Das sich keine Vorspannung durch den Luftdruck ergibt ist eine (oder mehrere)
Kapillare im Gehäuse angebracht, die für einen stetigen Druckausgleich
sorgen. Gegenüber den Druckschwankungen einer Schallwelle ist das Volumen
aber dicht abgeschlossen. Dadurch bewegt sich die Membrane durch den Schalldruck
der vor dieser herrscht. Aus welcher Richtung die Schallwelle kommt ist dabei
fast egal. Nur zu höheren Frequenzen ergibt sich eine kleine Richtwirkung,
wie im nebenstehenden Diagramm angegeben.
Druckempfänger sind also reine Kugelmikrofone. Da der Frequenzgang im Diffusfeld
einen Höhenverlust aufweist richtet man auch Kugelmikrofone in der Regel
auf die Schallquelle aus. Man bekommt mit steigenden Abstand von der Schallquelle
ein dunkleres Klangbild.
2.) Der
Druckgradientenempfänger
Der
Druckgradient ist die Schalldruckdifferenz zwischen zwei eng beieinanderliegenden
Schalleintrittsöffnungen eines Mikrofons. Das typische Druckgradientenmikro
ist das Achtermikrofon. Die Menbran wird von beiden Seiten in gleicher Weise
vom Schall erreicht. Das Equivalent in der Lautsprechertechnik ist der Dipolstrahler
z.B. ein elektrostatischer Lautsprecher. Trifft der Schall von vorne oder hinten
senkrecht auf die Membrane so enstehen ausgeprägte "Hoch- und Tiefdruckgebiete"

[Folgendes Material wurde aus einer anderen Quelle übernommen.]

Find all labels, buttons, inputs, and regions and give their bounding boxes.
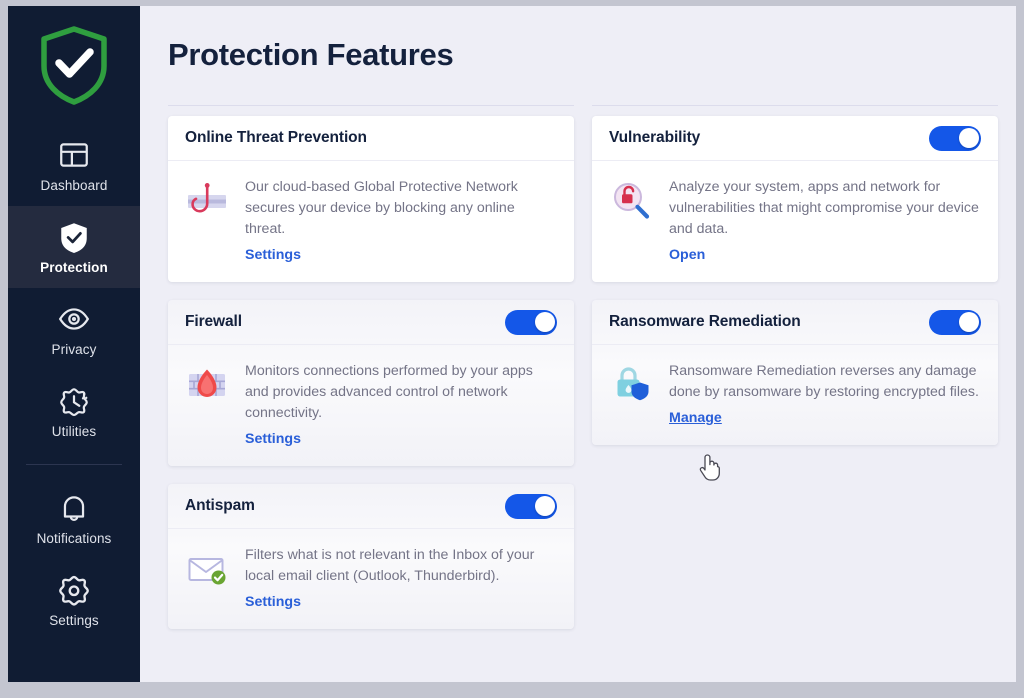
shield-check-icon <box>61 222 87 253</box>
toggle-knob <box>534 312 555 333</box>
feature-card-title: Online Threat Prevention <box>185 129 367 147</box>
feature-card-text: Monitors connections performed by your a… <box>245 361 557 448</box>
toggle-knob <box>958 312 979 333</box>
feature-action-link[interactable]: Settings <box>245 594 301 610</box>
brand-logo <box>8 6 140 124</box>
feature-card-text: Analyze your system, apps and network fo… <box>669 177 981 264</box>
eye-icon <box>58 308 90 330</box>
gear-clock-icon <box>60 387 88 416</box>
bell-icon <box>63 496 85 521</box>
main-content: Protection Features Online Threat Preven… <box>140 6 1016 682</box>
feature-description: Analyze your system, apps and network fo… <box>669 179 979 238</box>
column-rule <box>592 105 998 107</box>
application-window: Dashboard Protection Privacy Utilities N… <box>8 6 1016 682</box>
sidebar-item-label: Dashboard <box>40 177 108 193</box>
padlock-shield-icon <box>617 367 649 401</box>
feature-action-link[interactable]: Open <box>669 247 705 263</box>
feature-card-body: Our cloud-based Global Protective Networ… <box>168 161 574 282</box>
gear-icon <box>59 575 89 606</box>
feature-card-body: Filters what is not relevant in the Inbo… <box>168 529 574 629</box>
feature-toggle[interactable] <box>929 309 981 335</box>
feature-action-link[interactable]: Settings <box>245 431 301 447</box>
toggle-knob <box>534 496 555 517</box>
dashboard-layout-icon <box>60 143 88 167</box>
sidebar-item-privacy[interactable]: Privacy <box>8 288 140 370</box>
feature-card-header: Firewall <box>168 300 574 346</box>
feature-card-body: Analyze your system, apps and network fo… <box>592 161 998 282</box>
sidebar-item-protection[interactable]: Protection <box>8 206 140 288</box>
feature-toggle[interactable] <box>505 309 557 335</box>
feature-icon-wrapper <box>609 179 653 223</box>
feature-card: Ransomware Remediation Ransomware Remedi… <box>592 300 998 446</box>
sidebar-item-settings[interactable]: Settings <box>8 559 140 641</box>
column-rule <box>168 105 574 107</box>
feature-card-body: Ransomware Remediation reverses any dama… <box>592 345 998 445</box>
phishing-hook-icon <box>188 183 226 213</box>
feature-toggle[interactable] <box>505 493 557 519</box>
sidebar-item-notifications[interactable]: Notifications <box>8 477 140 559</box>
feature-description: Monitors connections performed by your a… <box>245 363 533 422</box>
feature-icon-wrapper <box>185 363 229 407</box>
feature-card-header: Vulnerability <box>592 116 998 162</box>
toggle-knob <box>958 128 979 149</box>
sidebar-divider <box>26 464 122 465</box>
feature-action-link[interactable]: Settings <box>245 247 301 263</box>
email-check-icon <box>188 558 226 585</box>
feature-card-grid: Online Threat Prevention Our cloud-based… <box>168 105 998 647</box>
sidebar-item-utilities[interactable]: Utilities <box>8 370 140 452</box>
sidebar-item-label: Utilities <box>51 423 97 439</box>
feature-card: Firewall Monitors connections performed … <box>168 300 574 467</box>
feature-card-body: Monitors connections performed by your a… <box>168 345 574 466</box>
feature-icon-wrapper <box>185 179 229 223</box>
feature-action-link[interactable]: Manage <box>669 410 722 426</box>
feature-card: Vulnerability Analyze your system, apps … <box>592 116 998 283</box>
sidebar-item-label: Notifications <box>36 530 112 546</box>
magnifier-unlocked-padlock-icon <box>614 183 650 219</box>
feature-card-title: Ransomware Remediation <box>609 313 801 331</box>
feature-card-text: Ransomware Remediation reverses any dama… <box>669 361 981 427</box>
sidebar-navigation: Dashboard Protection Privacy Utilities N… <box>8 6 140 682</box>
sidebar-item-label: Privacy <box>51 341 97 357</box>
feature-column-left: Online Threat Prevention Our cloud-based… <box>168 105 574 647</box>
feature-card-text: Filters what is not relevant in the Inbo… <box>245 545 557 611</box>
feature-card: Antispam Filters what is not relevant in… <box>168 484 574 630</box>
feature-card-header: Online Threat Prevention <box>168 116 574 162</box>
sidebar-item-label: Settings <box>49 612 99 628</box>
feature-toggle[interactable] <box>929 125 981 151</box>
shield-check-logo-icon <box>41 26 107 105</box>
feature-description: Ransomware Remediation reverses any dama… <box>669 363 979 401</box>
feature-card-title: Antispam <box>185 497 255 515</box>
feature-description: Filters what is not relevant in the Inbo… <box>245 547 535 585</box>
feature-card-header: Antispam <box>168 484 574 530</box>
feature-column-right: Vulnerability Analyze your system, apps … <box>592 105 998 647</box>
feature-card-title: Vulnerability <box>609 129 701 147</box>
feature-description: Our cloud-based Global Protective Networ… <box>245 179 518 238</box>
sidebar-item-dashboard[interactable]: Dashboard <box>8 124 140 206</box>
feature-card-header: Ransomware Remediation <box>592 300 998 346</box>
feature-card-text: Our cloud-based Global Protective Networ… <box>245 177 557 264</box>
sidebar-item-label: Protection <box>40 259 108 275</box>
feature-card-title: Firewall <box>185 313 242 331</box>
feature-icon-wrapper <box>609 363 653 407</box>
feature-card: Online Threat Prevention Our cloud-based… <box>168 116 574 283</box>
page-title: Protection Features <box>168 37 454 72</box>
feature-icon-wrapper <box>185 547 229 591</box>
firewall-brick-flame-icon <box>189 369 225 398</box>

vor und hinter der Kapsel, welche die Membrane stark auslenkt. Trifft die Schallwelle
dagegen im 90-Grad Winkel auf die Membrane so ist der Schalldruck an der Vorderseite
und an der Rückseite der Membrane gleich groß und es findet keine
Auslenkung statt. Druckgadientenempfänger besitzen eine relativ schwache
Tieftonempfindlichkeit, da die Wellenlänge sehr groß ist im Vergleich
zur Größe der Kapsel. Deshalb ist auch der Druckunterschied zwischen
Vorder- und Rückseite gering.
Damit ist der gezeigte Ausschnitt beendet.